This is totally the look I was planning on rocking at Blogher. Members Only, baby!
I registered for Blogher months ago, just after I was laid off and ahead of me stretched a seemingly endless mirage of long un-showered days spent watching Oprah and blogging. I craved connection and purpose. The promise of a good time. So I plunked down a chunk of change, splurging on the weekend package, cocktail parties and all. How could I not? This year the conference takes place in San Francisco, my backyard. It’s not as if I had to pay for airfare or accommodations.
The problem with Blogher being in San Francisco is that I am not on vacation from my life. I cannot drink a few martinis and stumble up to my hotel room, tipsy and just a wee bit gassy from bacon-wrapped canapés. I have to work. I am exhausted after the first week at the new job. Last night Zoey’s diaper leaked and I have to wash all of her bedding before tonight. Tomorrow we have a birthday party to attend. This weekend we are re-landscaping our front yard. Oh blah di, oh blah da, life goes o-on! La la la la life goes on.
Truth be told I don’t like martinis. Even when blitzed I suck at mingling. Most likely I would just stand there awkwardly in that conference room sidled up close to a ficus tree for camouflage, strategically planning out trips to the bathroom just so I have somewhere to go.
I did not attend the cocktail party last night.

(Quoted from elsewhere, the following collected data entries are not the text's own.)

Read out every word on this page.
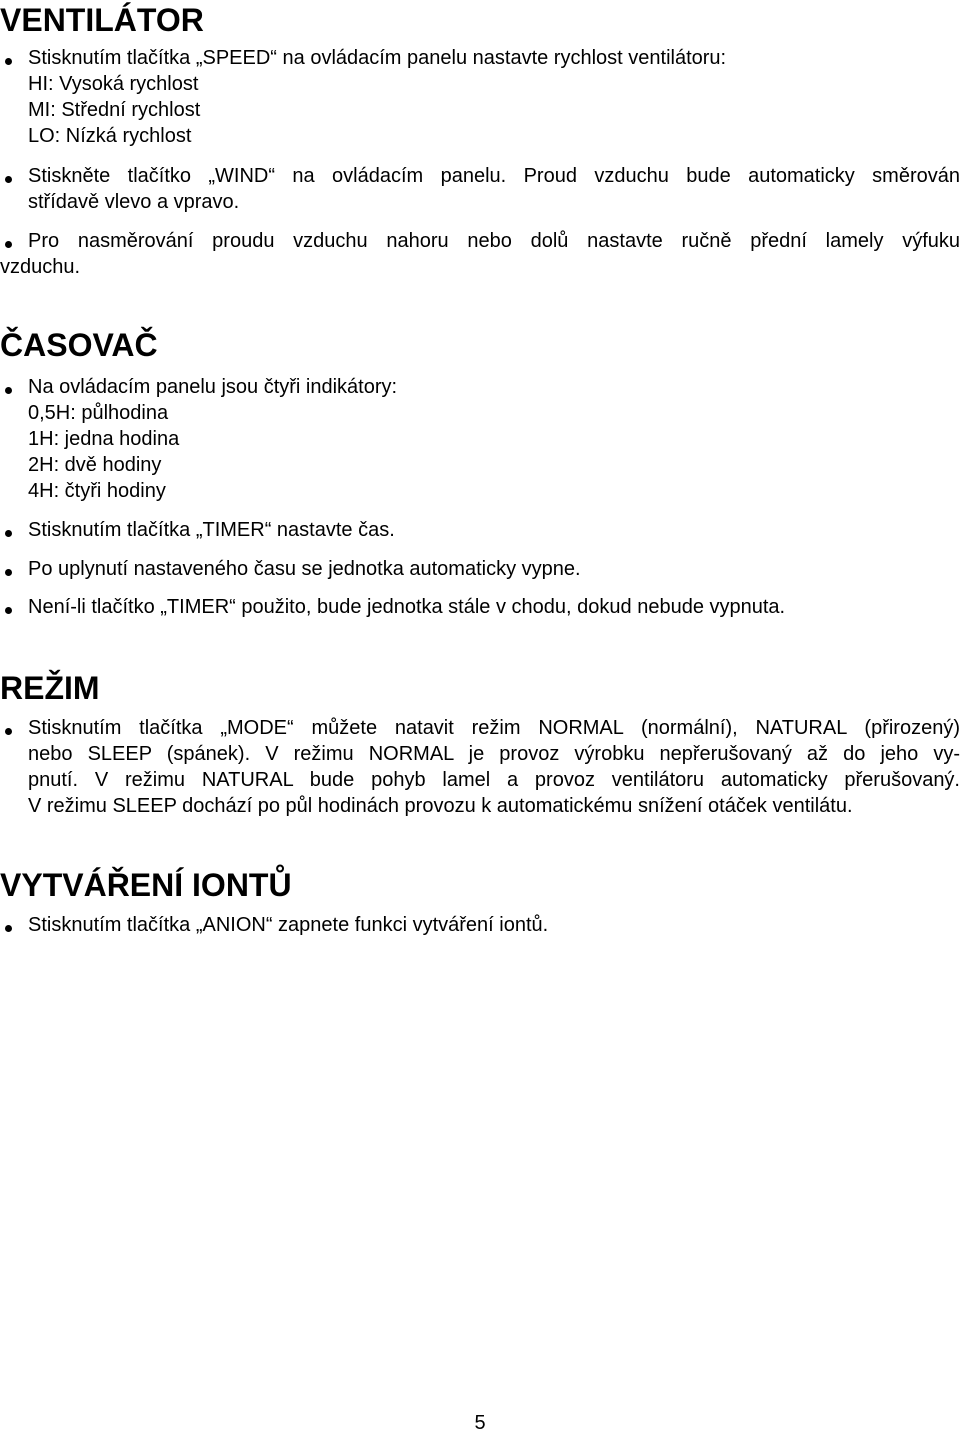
VENTILÁTOR
Stisknutím tlačítka „SPEED“ na ovládacím panelu nastavte rychlost ventilátoru:
HI: Vysoká rychlost
MI: Střední rychlost
LO: Nízká rychlost
Stiskněte tlačítko „WIND“ na ovládacím panelu. Proud vzduchu bude automaticky směrován
střídavě vlevo a vpravo.
Pro nasměrování proudu vzduchu nahoru nebo dolů nastavte ručně přední lamely výfuku
vzduchu.
ČASOVAČ
Na ovládacím panelu jsou čtyři indikátory:
0,5H: půlhodina
1H: jedna hodina
2H: dvě hodiny
4H: čtyři hodiny
Stisknutím tlačítka „TIMER“ nastavte čas.
Po uplynutí nastaveného času se jednotka automaticky vypne.
Není-li tlačítko „TIMER“ použito, bude jednotka stále v chodu, dokud nebude vypnuta.
REŽIM
Stisknutím tlačítka „MODE“ můžete natavit režim NORMAL (normální), NATURAL (přirozený)
nebo SLEEP (spánek). V režimu NORMAL je provoz výrobku nepřerušovaný až do jeho vy-
pnutí. V režimu NATURAL bude pohyb lamel a provoz ventilátoru automaticky přerušovaný.
V režimu SLEEP dochází po půl hodinách provozu k automatickému snížení otáček ventilátu.
VYTVÁŘENÍ IONTŮ
Stisknutím tlačítka „ANION“ zapnete funkci vytváření iontů.
5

I can’t go to the conference today. Or tomorrow. And I certainly can’t just show up all fresh and unknown at the cocktail party on Saturday night, right? Not when everyone is in the midst of bonding, blood sisters of blog.
I have spent more on less. An Ab-Cruncher complete with instructional video. Membership to Lucinda Bassett’s Center for Attitudinal Healing. A leather motorcycle jacket that I never wore way back in 1992 just because I thought Shannen Doherty looked badass in hers. At least this waste of money is supporting something I really believe in: the blogging community. Because really? I have never believed in washboard abs.
So this weekend somewhere across the Bay there truly is a party going on without me. It's not just a feeling; I can hear the laughter tinkling across the water as inmates once did imprisoned on Alcatraz. Meanwhile over here at Casa Petunia Face, bridge and tunnel, baby, my swag bag will be filled with diapers and dirt.